Как выглядит контейнер для ядерной боеголовки, Макс знал не понаслышке.
Учения по сигналу «Физика-333» должны были начаться после обеда. Макс проведал о них одним из первых — накануне он до поздней ночи печатал приказы и инструкции. Поскольку в учениях был основательно задействован ЛЭВС, Верещагин решил поставить в известность земляка. После развода он заглянул на почту. Юра распределил личный состав по работам, обложился пачками формуляров на радиостанции и вносил фиктивные отметки о проведении технического обслуживания.
— Завтра учебная тревога будет, — Макс старался говорить тихо, чтобы не услышал почтальон в соседней комнате.
— Вот дерьмо, — скривился Юра. Он терпеть не мог, когда его надолго отвлекают от чтения газет и журналов всякими глупыми мероприятиями. — Участвует батальон или все Соединение?
— Только ЛЭВС.
— Макс, ты прикалываешься?
— Когда я над тобой прикалывался?! — Верещагин склонился над столом и зашептал: — Завтра в четырнадцать ноль-ноль тебе на почту позвонит дежурный по части и скажет «Физика триста-тридцать-три». По этому сигналу ты должен будешь собрать радиостанции, катушки, всю фигню свою связистскую и выдвинуться всемером на спортгородок. О, вспомнил, вам еще ОЗК надо будет получить и противогазы.
— Что это за учения такие? — Напуганный количеством носимого барахла Юра заметно поскучнел, однако не утратил врожденного скептицизма.
— Отработка действий при аварии специзделия, — Макс вкратце пересказал содержание документов, в которых, по причине их обилия и позднего часа, сам не очень разобрался. — У них там несколько вариантов этой «Физики». Начиная с пожара в хранилище и заканчивая утечкой радиации. Типа навернули чем-то по боеголовке и повредили корпус или она сама по себе начала разогреваться, а потом либо самовозгорелась, либо нет. Но это не на самом деле, а понарошку.

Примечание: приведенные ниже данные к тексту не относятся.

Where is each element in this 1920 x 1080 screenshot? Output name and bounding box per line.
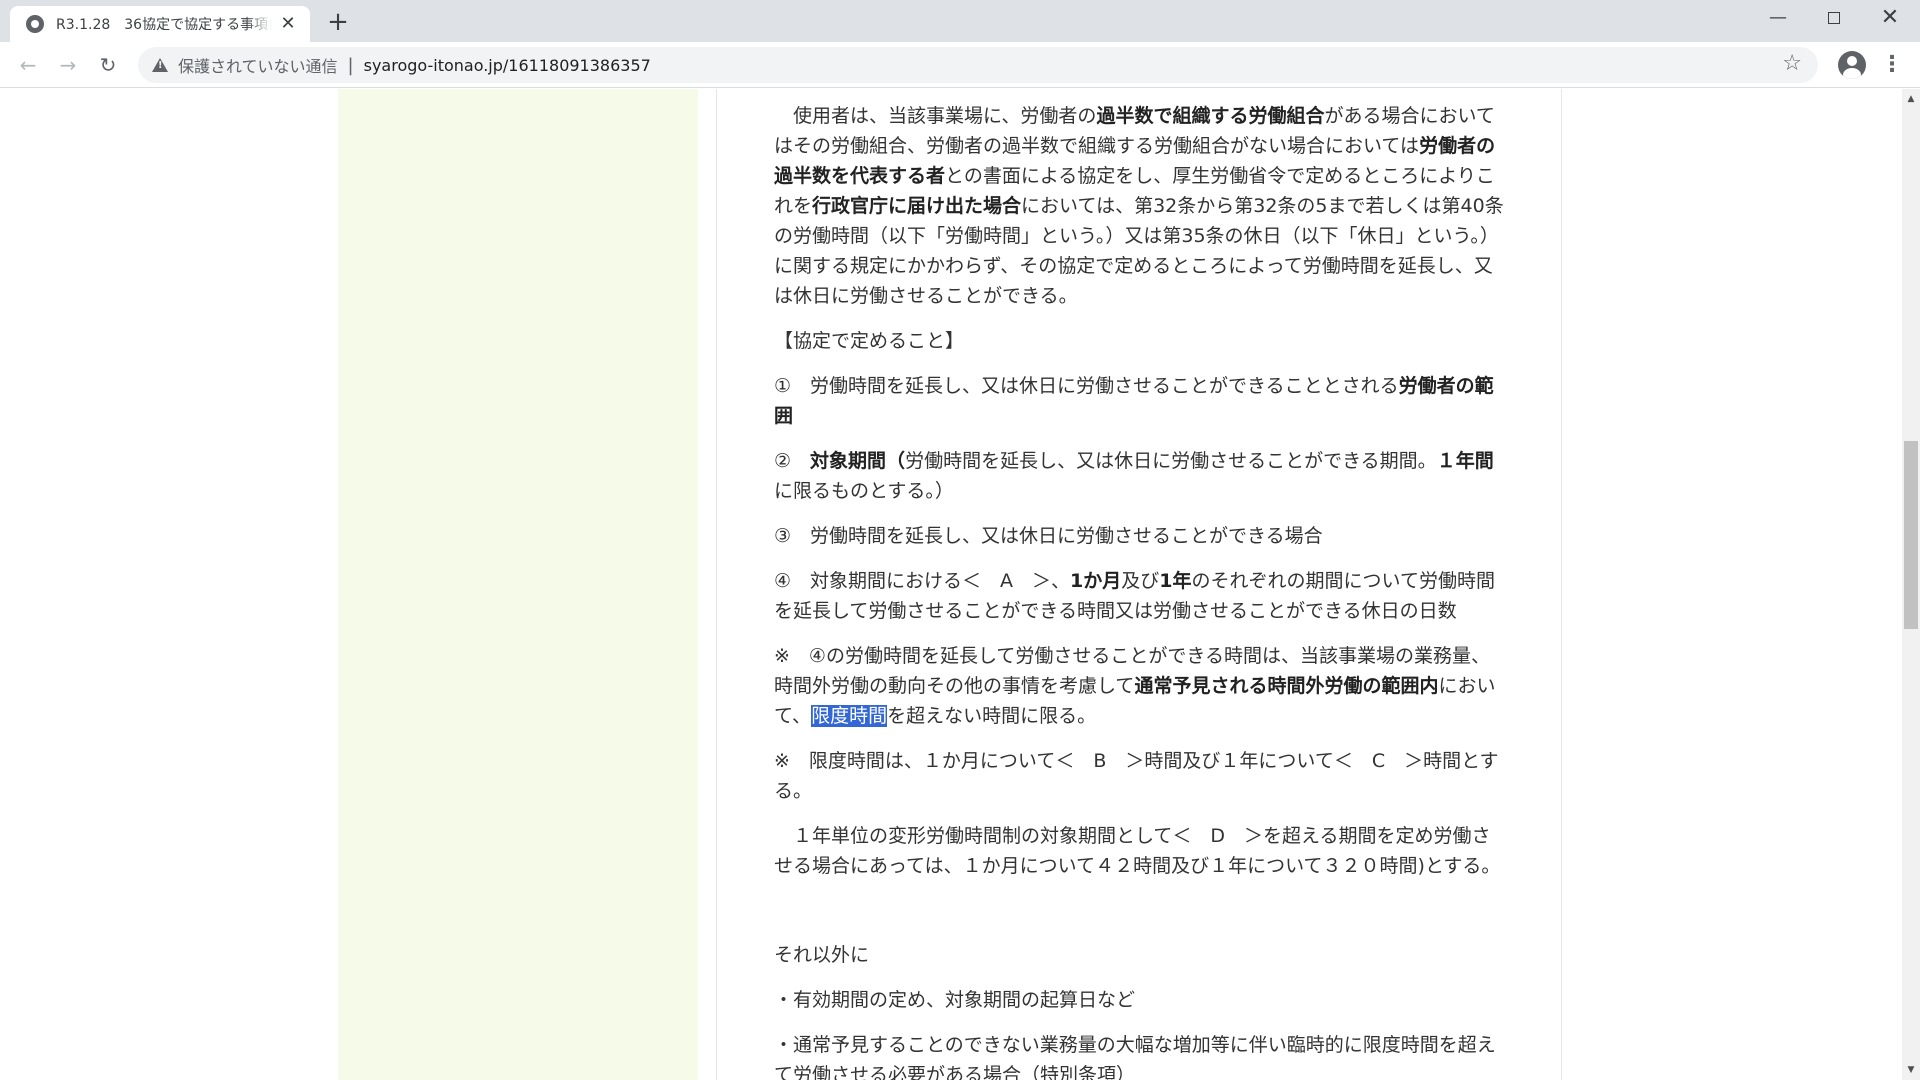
scroll-up-icon[interactable]: ▲ xyxy=(1902,91,1920,107)
note-1: ※ ④の労働時間を延長して労働させることができる時間は、当該事業場の業務量、時間… xyxy=(774,641,1506,731)
new-tab-button[interactable]: + xyxy=(322,8,354,36)
browser-tab[interactable]: R3.1.28 36協定で協定する事項は ✕ xyxy=(10,6,310,42)
bold-text: 1か月 xyxy=(1070,570,1122,592)
bookmark-star-icon[interactable]: ☆ xyxy=(1782,51,1802,76)
note-3: １年単位の変形労働時間制の対象期間として＜ D ＞を超える期間を定め労働させる場… xyxy=(774,825,1501,877)
selected-text[interactable]: 限度時間 xyxy=(811,705,888,727)
note-2: ※ 限度時間は、１か月について＜ B ＞時間及び１年について＜ C ＞時間とする… xyxy=(774,750,1499,802)
url-text[interactable]: syarogo-itonao.jp/16118091386357 xyxy=(364,56,651,75)
warning-icon[interactable] xyxy=(152,58,168,72)
bold-text: 過半数で組織する労働組合 xyxy=(1096,105,1325,127)
bold-text: １年間 xyxy=(1436,450,1494,472)
tab-title: R3.1.28 36協定で協定する事項は xyxy=(56,17,272,33)
separator: | xyxy=(347,54,354,76)
page-viewport: 使用者は、当該事業場に、労働者の過半数で組織する労働組合がある場合においてはその… xyxy=(0,89,1920,1080)
scroll-thumb[interactable] xyxy=(1904,441,1918,629)
article-body: 使用者は、当該事業場に、労働者の過半数で組織する労働組合がある場合においてはその… xyxy=(774,101,1506,1080)
vertical-scrollbar[interactable]: ▲ ▼ xyxy=(1902,89,1920,1080)
tab-strip: R3.1.28 36協定で協定する事項は ✕ + — ✕ xyxy=(0,0,1920,42)
close-tab-icon[interactable]: ✕ xyxy=(278,14,298,34)
text: ② xyxy=(774,450,811,472)
other-heading: それ以外に xyxy=(774,944,870,966)
item-1: ① 労働時間を延長し、又は休日に労働させることができることとされる労働者の範囲 xyxy=(774,371,1506,431)
bold-text: 対象期間（ xyxy=(810,450,906,472)
restore-icon xyxy=(1828,12,1840,24)
bullet-item: ・通常予見することのできない業務量の大幅な増加等に伴い臨時的に限度時間を超えて労… xyxy=(774,1034,1496,1080)
restore-button[interactable] xyxy=(1806,0,1862,36)
paragraph-article36: 使用者は、当該事業場に、労働者の過半数で組織する労働組合がある場合においてはその… xyxy=(774,101,1506,311)
close-window-button[interactable]: ✕ xyxy=(1862,0,1918,36)
bullet-item: ・有効期間の定め、対象期間の起算日など xyxy=(774,989,1136,1011)
text: ④ 対象期間における＜ A ＞、 xyxy=(774,570,1071,592)
item-4: ④ 対象期間における＜ A ＞、1か月及び1年のそれぞれの期間について労働時間を… xyxy=(774,566,1506,626)
bold-text: 通常予見される時間外労働の範囲内 xyxy=(1134,675,1439,697)
security-status[interactable]: 保護されていない通信 xyxy=(178,53,338,77)
text: 労働時間を延長し、又は休日に労働させることができる期間。 xyxy=(905,450,1437,472)
section-heading: 【協定で定めること】 xyxy=(774,330,965,352)
address-bar[interactable]: 保護されていない通信 | syarogo-itonao.jp/161180913… xyxy=(138,47,1818,83)
menu-icon[interactable]: ⋮ xyxy=(1880,49,1904,81)
text: 及び xyxy=(1121,570,1160,592)
reload-button[interactable]: ↻ xyxy=(92,49,124,81)
text: ① 労働時間を延長し、又は休日に労働させることができることとされる xyxy=(774,375,1399,397)
bold-text: 1年 xyxy=(1159,570,1192,592)
text: 使用者は、当該事業場に、労働者の xyxy=(774,105,1097,127)
item-2: ② 対象期間（労働時間を延長し、又は休日に労働させることができる期間。１年間に限… xyxy=(774,446,1506,506)
back-button[interactable]: ← xyxy=(12,49,44,81)
bold-text: 行政官庁に届け出た場合 xyxy=(812,195,1022,217)
text: に限るものとする。） xyxy=(774,480,954,502)
browser-toolbar: ← → ↻ 保護されていない通信 | syarogo-itonao.jp/161… xyxy=(0,42,1920,88)
text: を超えない時間に限る。 xyxy=(887,705,1097,727)
forward-button[interactable]: → xyxy=(52,49,84,81)
item-3: ③ 労働時間を延長し、又は休日に労働させることができる場合 xyxy=(774,525,1323,547)
profile-avatar-icon[interactable] xyxy=(1838,51,1866,79)
left-sidebar xyxy=(338,89,698,1080)
minimize-button[interactable]: — xyxy=(1750,0,1806,36)
globe-icon xyxy=(26,15,44,33)
scroll-down-icon[interactable]: ▼ xyxy=(1902,1062,1920,1078)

— Значит, ядерного взрыва ждать нечего? — с разочарованием спросил Юра, и Макс понял, что перед ним сидит законченный панк.
— Нет.
— Жаль.
Повисла пауза. Юра набычился, соображая, поверить другу или нет. За стеной короткими очередями стучал матрос Гальчин, штампуя письма треугольной печатью войсковой почты.
— Ладно, будем довольствоваться радиацией, — пошел на компромисс бешеный замкомвзвода.
— Радиации тоже не будет.
— Что же будет? — недоверчиво спросил Юра.
Макс мысленно усмехнулся. Земляк попался в сети и теперь поверит всему. Посомневается немного и поверит.
— Ничего не будет, просто фиксация, — уведомил будущий гид по стране заблуждений. — Офицеры у себя в сооружении почти все учения проведут, только по одному варианту наружу вылезут, когда по плану надо аварийное специзделие транспортировать. Вытащат пустой контейнер на футбольное поле, а ты должен будешь связь обеспечить.
— А куда тянуть?
— На Пятьдесят первое сооружение.
— Куда?!! Это же… — Юра аж подпрыгнул, а почтальон за стенкой затаился и начал прислушиваться.
— Гальчин, работай! — рявкнул Юра, но уже не мог остановиться и завопил: — Пятьдесят первое — это же кабель на дорогу класть! Караульная машина порвет обязательно, когда смену повезет. От спортгородка в обход части и по кустам маскировать — это почти два километра! Они вообще долбанулись!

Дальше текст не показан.